The expansion enables hidden or unmanaged AI asset discovery, identification of specific security risks like prompt injections, and threat correlation across organizational infrastructure. Security teams can enforce governance policies throughout the AI development lifecycle. The platform now also provides coverage across major AI environments like Databricks, AWS, Azure, and GCP.
Semperis
Semperis’ Black Hat offering this year is the new edition of its Directory Services Protector (DSP) platform, Service Account Protection Essential.
Features include an identify and inventory process for service accounts across Active Directory (AD) environments, vulnerability and behavioral monitoring, and detection for suspicious, inactive, or unknown accounts.
The enterprise identity company also announced additional updates for DSP:
- Enhanced automation for managing AD and Entra ID objects
- Automatic rollback of unauthorized changes based on predefined rules
- A new attack visibility, system health, and risk scoring dashboard
Tenable
The Tenable One exposure management platform was updated with Tenable AI Exposure, a suite of policy management and risk mitigation capabilities for enterprise AI platforms. AI Exposure integrates directly into the Tenable One platform and offers comprehensive AI usage discovery, exposure management, and governance.
General availability is expected in late 2025 with a private customer preview program for early looks.
Tuskira
Tuskira introduced improvements to its Agentic AI Workforce, highlighting four key updates designed to speed up response times and threat identification:
- Threat Investigation: Utilizes AI to investigate advisories, zero-day alerts, and CVEs, and then simulates which risks can actually be exploited by threat actors.

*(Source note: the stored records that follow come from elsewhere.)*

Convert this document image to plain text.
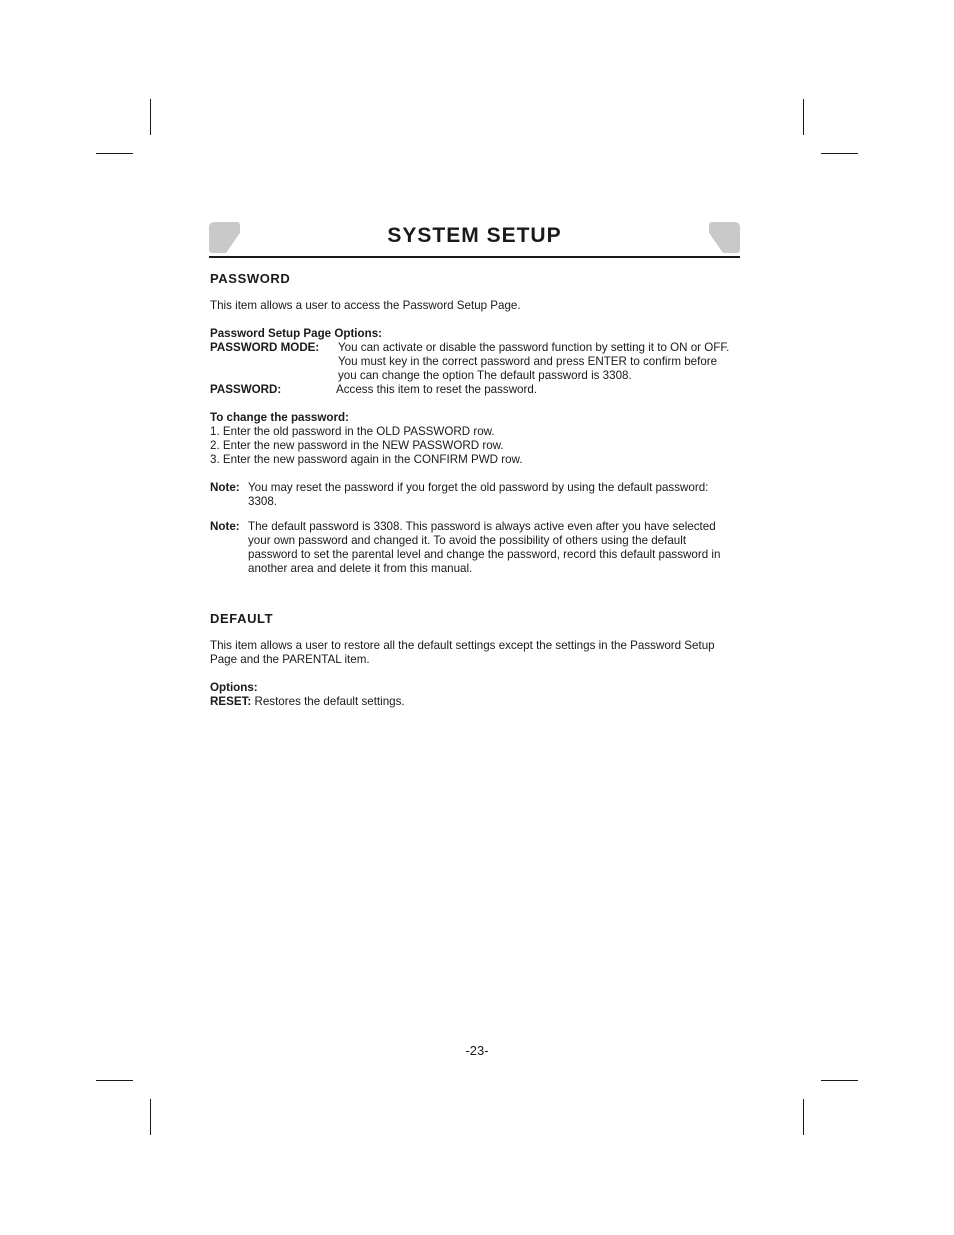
SYSTEM SETUP
PASSWORD

This item allows a user to access the Password Setup Page.

Password Setup Page Options:

PASSWORD MODE:	You can activate or disable the password function by setting it to ON or OFF. You must key in the correct password and press ENTER to confirm before you can change the option The default password is 3308.
PASSWORD:	Access this item to reset the password.

To change the password:

1. Enter the old password in the OLD PASSWORD row.

2. Enter the new password in the NEW PASSWORD row.

3. Enter the new password again in the CONFIRM PWD row.

Note: You may reset the password if you forget the old password by using the default password: 3308.
Note: The default password is 3308. This password is always active even after you have selected your own password and changed it. To avoid the possibility of others using the default password to set the parental level and change the password, record this default password in another area and delete it from this manual.
DEFAULT

This item allows a user to restore all the default settings except the settings in the Password Setup Page and the PARENTAL item.

Options:

RESET: Restores the default settings.

-23-
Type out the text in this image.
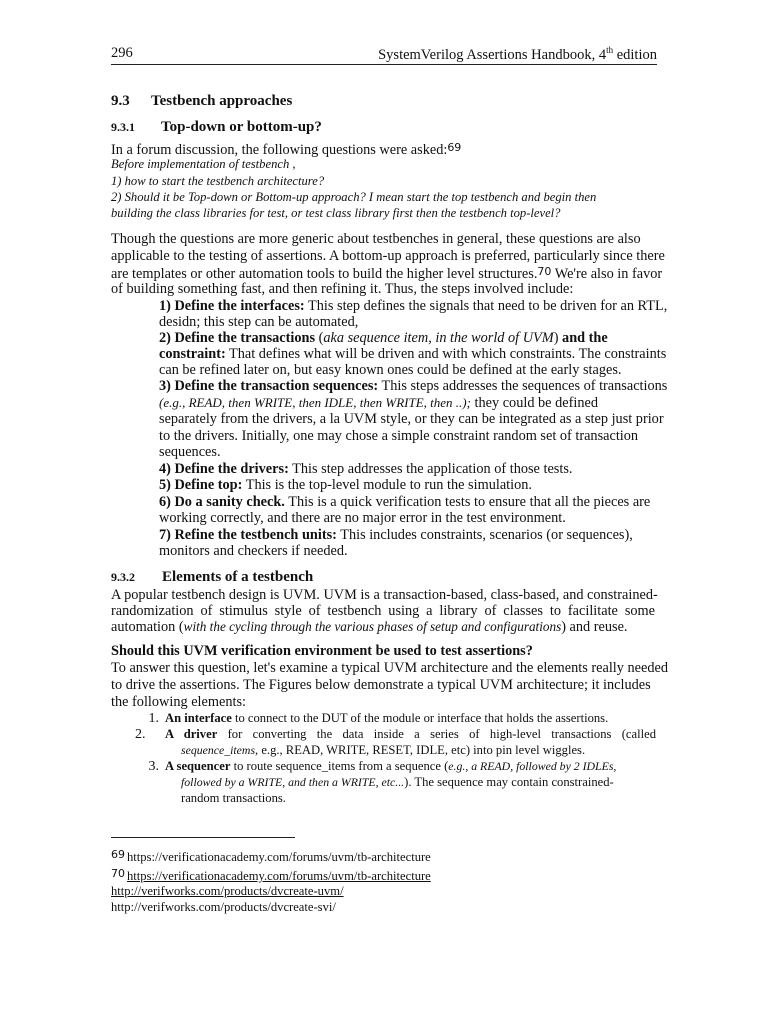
296	SystemVerilog Assertions Handbook, 4th edition
9.3 Testbench approaches
9.3.1 Top-down or bottom-up?
In a forum discussion, the following questions were asked:$^{69}$
Before implementation of testbench ,
1) how to start the testbench architecture?
2) Should it be Top-down or Bottom-up approach? I mean start the top testbench and begin then
building the class libraries for test, or test class library first then the testbench top-level?
Though the questions are more generic about testbenches in general, these questions are also
applicable to the testing of assertions. A bottom-up approach is preferred, particularly since there
are templates or other automation tools to build the higher level structures.$^{70}$ We're also in favor
of building something fast, and then refining it. Thus, the steps involved include:
1) Define the interfaces: This step defines the signals that need to be driven for an RTL,
desidn; this step can be automated,
2) Define the transactions (aka sequence item, in the world of UVM) and the
constraint: That defines what will be driven and with which constraints. The constraints
can be refined later on, but easy known ones could be defined at the early stages.
3) Define the transaction sequences: This steps addresses the sequences of transactions
(e.g., READ, then WRITE, then IDLE, then WRITE, then ..); they could be defined
separately from the drivers, a la UVM style, or they can be integrated as a step just prior
to the drivers. Initially, one may chose a simple constraint random set of transaction
sequences.
4) Define the drivers: This step addresses the application of those tests.
5) Define top: This is the top-level module to run the simulation.
6) Do a sanity check. This is a quick verification tests to ensure that all the pieces are
working correctly, and there are no major error in the test environment.
7) Refine the testbench units: This includes constraints, scenarios (or sequences),
monitors and checkers if needed.
9.3.2 Elements of a testbench
A popular testbench design is UVM. UVM is a transaction-based, class-based, and constrained-
randomization of stimulus style of testbench using a library of classes to facilitate some
automation (with the cycling through the various phases of setup and configurations) and reuse.
Should this UVM verification environment be used to test assertions?
To answer this question, let's examine a typical UVM architecture and the elements really needed
to drive the assertions. The Figures below demonstrate a typical UVM architecture; it includes
the following elements:
1. An interface to connect to the DUT of the module or interface that holds the assertions.
2. A driver for converting the data inside a series of high-level transactions (called
sequence_items, e.g., READ, WRITE, RESET, IDLE, etc) into pin level wiggles.
3. A sequencer to route sequence_items from a sequence (e.g., a READ, followed by 2 IDLEs,
followed by a WRITE, and then a WRITE, etc...). The sequence may contain constrained-
random transactions.
69 https://verificationacademy.com/forums/uvm/tb-architecture
70 https://verificationacademy.com/forums/uvm/tb-architecture
http://verifworks.com/products/dvcreate-uvm/
http://verifworks.com/products/dvcreate-svi/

- Proactive Response & Remediation: Compensating controls across EDR, IAM, SIEM, and WAF tools.
- Threat Modeling: Models and maps cloud-native and VMware environments to simulate attack paths.
- Simulation Engine Upgrades: Merging attack telemetry with control data enables more effective simulations.
Vectra AI
Vectra AI unveiled its new MCP Server offering at Black Hat this year, designed to bring natural language access to the company’s flagship platform via Model Context Protocol (MCP). With MCP Server, users of Vectra AI’s platform can interact with it through AI agents like Cursor.
The tool is currently available in early access to all Vectra AI customers, with new releases coming soon.